JAKARTA – BELA RAKYAT – Semangat Hari Ulang Tahun (HUT) ke-81 Kemerdekaan Republik Indonesia terasa begitu meriah di Kecamatan Matraman, Jakarta Timur pagi ini hingga sore Selasa (18/8/2026).
Melalui kegiatan Pesta Rakyat Indonesia 81 Tahun yang digelar di GOR Matraman pada Selasa (18/8/2026), ribuan warga dari berbagai elemen masyarakat berkumpul dari pagi dalam satu perayaan bertema “Indonesia Berdaulat, Adil, dan Makmur.”
Kegiatan yang berlangsung sejak pukul 08.00 hingga 16.00 WIB itu merupakan kolaborasi Kecamatan Matraman bersama Tiga Pilar, Pemerintah Kota Administrasi Jakarta Timur, serta masyarakat RW 01. Beragam program sosial disiapkan, mulai dari pembagian sembako, bakti kesehatan, bazar UMKM, lomba 17-an, hingga makan gratis dan hiburan rakyat.

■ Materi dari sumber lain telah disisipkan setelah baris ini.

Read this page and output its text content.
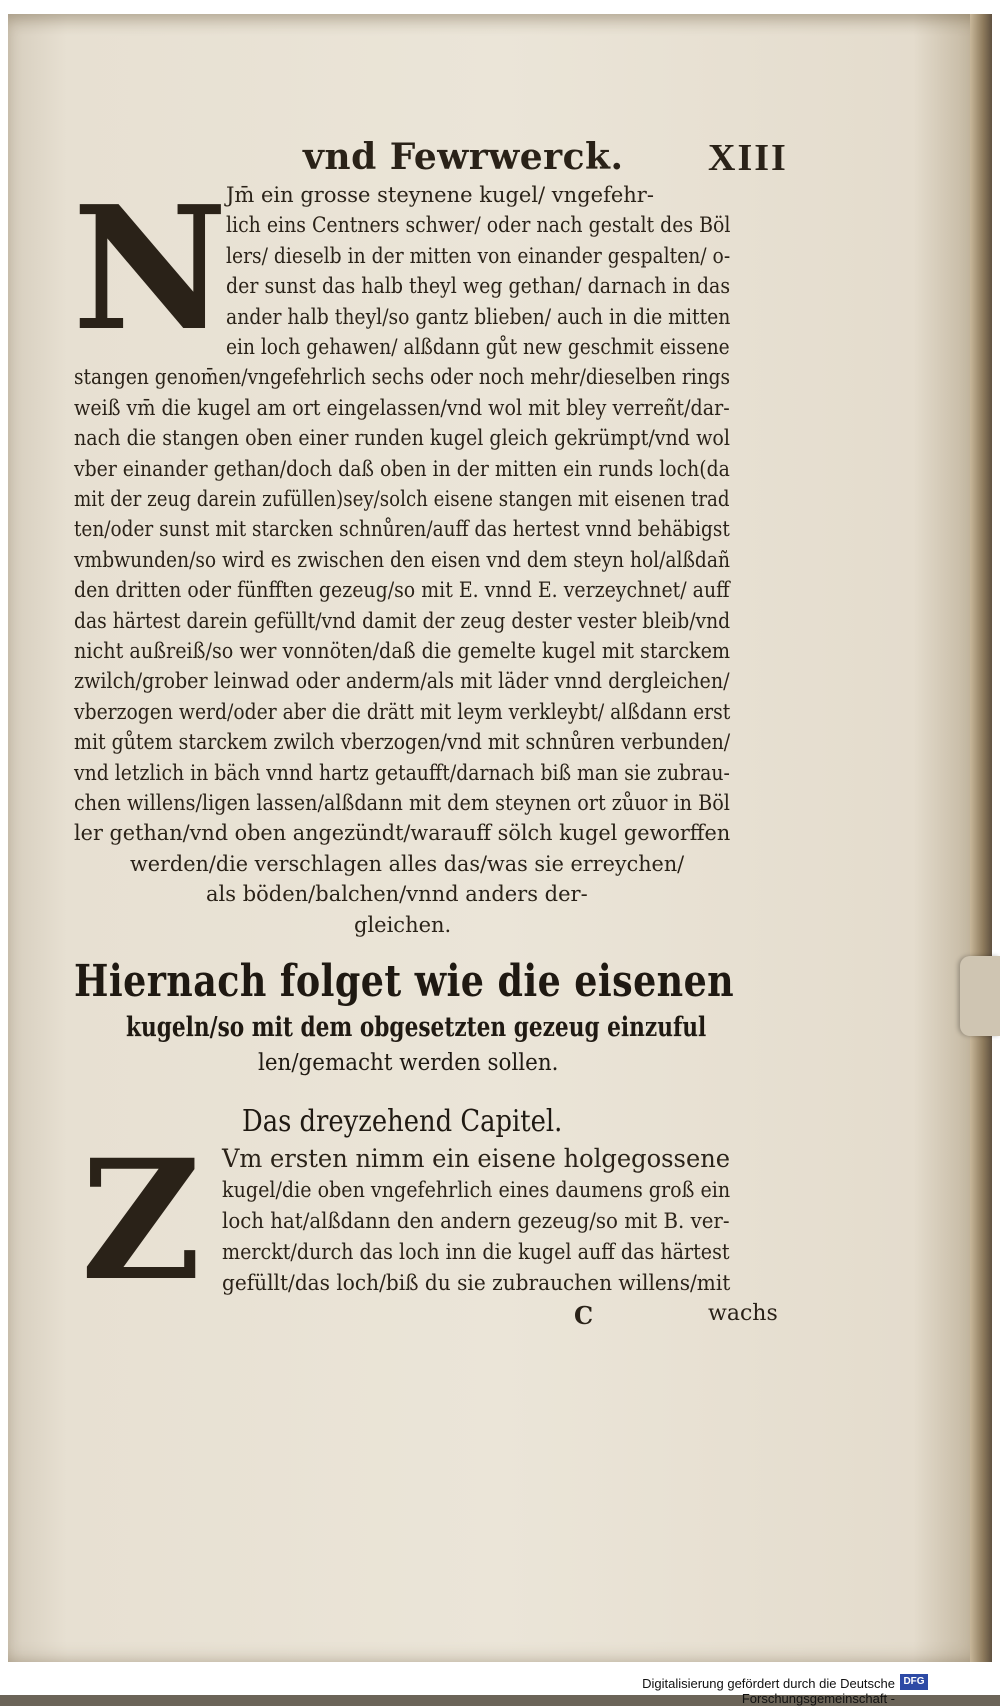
vnd Fewrwerck. XIII
N
Jm̄ ein grosse steynene kugel/ vngefehr-
lich eins Centners schwer/ oder nach gestalt des Böl
lers/ dieselb in der mitten von einander gespalten/ o-
der sunst das halb theyl weg gethan/ darnach in das
ander halb theyl/so gantz blieben/ auch in die mitten
ein loch gehawen/ alßdann gůt new geschmit eissene
stangen genom̄en/vngefehrlich sechs oder noch mehr/dieselben rings
weiß vm̄ die kugel am ort eingelassen/vnd wol mit bley verreñt/dar-
nach die stangen oben einer runden kugel gleich gekrümpt/vnd wol
vber einander gethan/doch daß oben in der mitten ein runds loch(da
mit der zeug darein zufüllen)sey/solch eisene stangen mit eisenen trad
ten/oder sunst mit starcken schnůren/auff das hertest vnnd behäbigst
vmbwunden/so wird es zwischen den eisen vnd dem steyn hol/alßdañ
den dritten oder fünfften gezeug/so mit E. vnnd E. verzeychnet/ auff
das härtest darein gefüllt/vnd damit der zeug dester vester bleib/vnd
nicht außreiß/so wer vonnöten/daß die gemelte kugel mit starckem
zwilch/grober leinwad oder anderm/als mit läder vnnd dergleichen/
vberzogen werd/oder aber die drätt mit leym verkleybt/ alßdann erst
mit gůtem starckem zwilch vberzogen/vnd mit schnůren verbunden/
vnd letzlich in bäch vnnd hartz getaufft/darnach biß man sie zubrau-
chen willens/ligen lassen/alßdann mit dem steynen ort zůuor in Böl
ler gethan/vnd oben angezündt/warauff sölch kugel geworffen
werden/die verschlagen alles das/was sie erreychen/
als böden/balchen/vnnd anders der-
gleichen.
Hiernach folget wie die eisenen
kugeln/so mit dem obgesetzten gezeug einzuful
len/gemacht werden sollen.
Das dreyzehend Capitel.
Z Vm ersten nimm ein eisene holgegossene
kugel/die oben vngefehrlich eines daumens groß ein
loch hat/alßdann den andern gezeug/so mit B. ver-
merckt/durch das loch inn die kugel auff das härtest
gefüllt/das loch/biß du sie zubrauchen willens/mit
C	wachs
Digitalisierung gefördert durch die Deutsche Forschungsgemeinschaft -
DFG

Camat: Persaudaraan Adalah Makna Terbesar Kemerdekaan
Camat Matraman M. Husnul Fauzi mengatakan, peringatan HUT RI tahun ini bukan sekadar seremoni, melainkan upaya mempererat persaudaraan seluruh warga Matraman melalui aksi nyata yang langsung dirasakan masyarakat.
“Alhamdulillah kami bersama Tiga Pilar, juga bersama kegiatan HUT RI yang dilaksanakan di RW 01. Maknanya Indonesia Berdaulat, Adil, dan Makmur itu diwujudkan melalui persaudaraan. Kami membagikan 3.000 paket sembako gratis dan menyediakan 10.000 makan gratis untuk masyarakat,” ujar Husnul Fauzi.
Ia menegaskan bahwa kegiatan tersebut melibatkan seluruh unsur masyarakat, mulai dari tokoh masyarakat, pemuda, lansia, pelaku UMKM, hingga komunitas seni budaya yang menampilkan karya-karya terbaik warga RW 01.
“Semua elemen warga Matraman ikut terlibat. Ada penampilan lansia, karya-karya warga, bazar UMKM, hingga hiburan rakyat. Semua ini kami hadirkan untuk merekatkan kebersamaan warga Kecamatan Matraman,” tambahnya.
Habibie Mahabbah: Rakyat Butuh Kegiatan yang Meringankan Beban
Sementara itu, Sekjen DPP Pemuda LIRA Habibie Mahabbah yang turut hadir memberikan apresiasi tinggi atas penyelenggaraan Pesta Rakyat tersebut.
Menurut Habibie, kegiatan sosial seperti ini sangat relevan di tengah kondisi ekonomi yang masih menantang bagi banyak keluarga.
“Kegiatan seperti ini benar-benar bermanfaat untuk rakyat. Di saat daya beli masyarakat belum sepenuhnya pulih, pembagian sembako, layanan kesehatan, dan makan gratis menjadi bentuk kepedulian yang nyata,” katanya.
Habibie menilai Pesta Rakyat bukan hanya memberikan bantuan sesaat, tetapi juga memperkuat kohesi sosial di tengah masyarakat.
Ia menjelaskan sedikitnya ada empat manfaat besar dari kegiatan tersebut, yakni meringankan beban warga melalui bantuan kebutuhan pokok dan layanan kesehatan, mempererat tali persaudaraan lewat semangat gotong royong, meningkatkan kesejahteraan sosial dengan membantu kelompok rentan, serta mendorong kesehatan masyarakat melalui pelayanan kesehatan gratis.
“Kemerdekaan harus dirasakan manfaatnya oleh rakyat. Ketika pemerintah, Tiga Pilar, organisasi masyarakat, dan warga bisa bergandengan tangan seperti ini, maka nilai gotong royong yang menjadi jati diri bangsa benar-benar hidup,” tutup Habibie.
Dengan semangat “Indonesia Berdaulat, Adil, dan Makmur”, Pesta Rakyat Matraman menjadi bukti bahwa perayaan kemerdekaan dapat menjadi ruang berbagi, memperkuat solidaritas, dan menghadirkan kebahagiaan bagi seluruh lapisan masyarakat.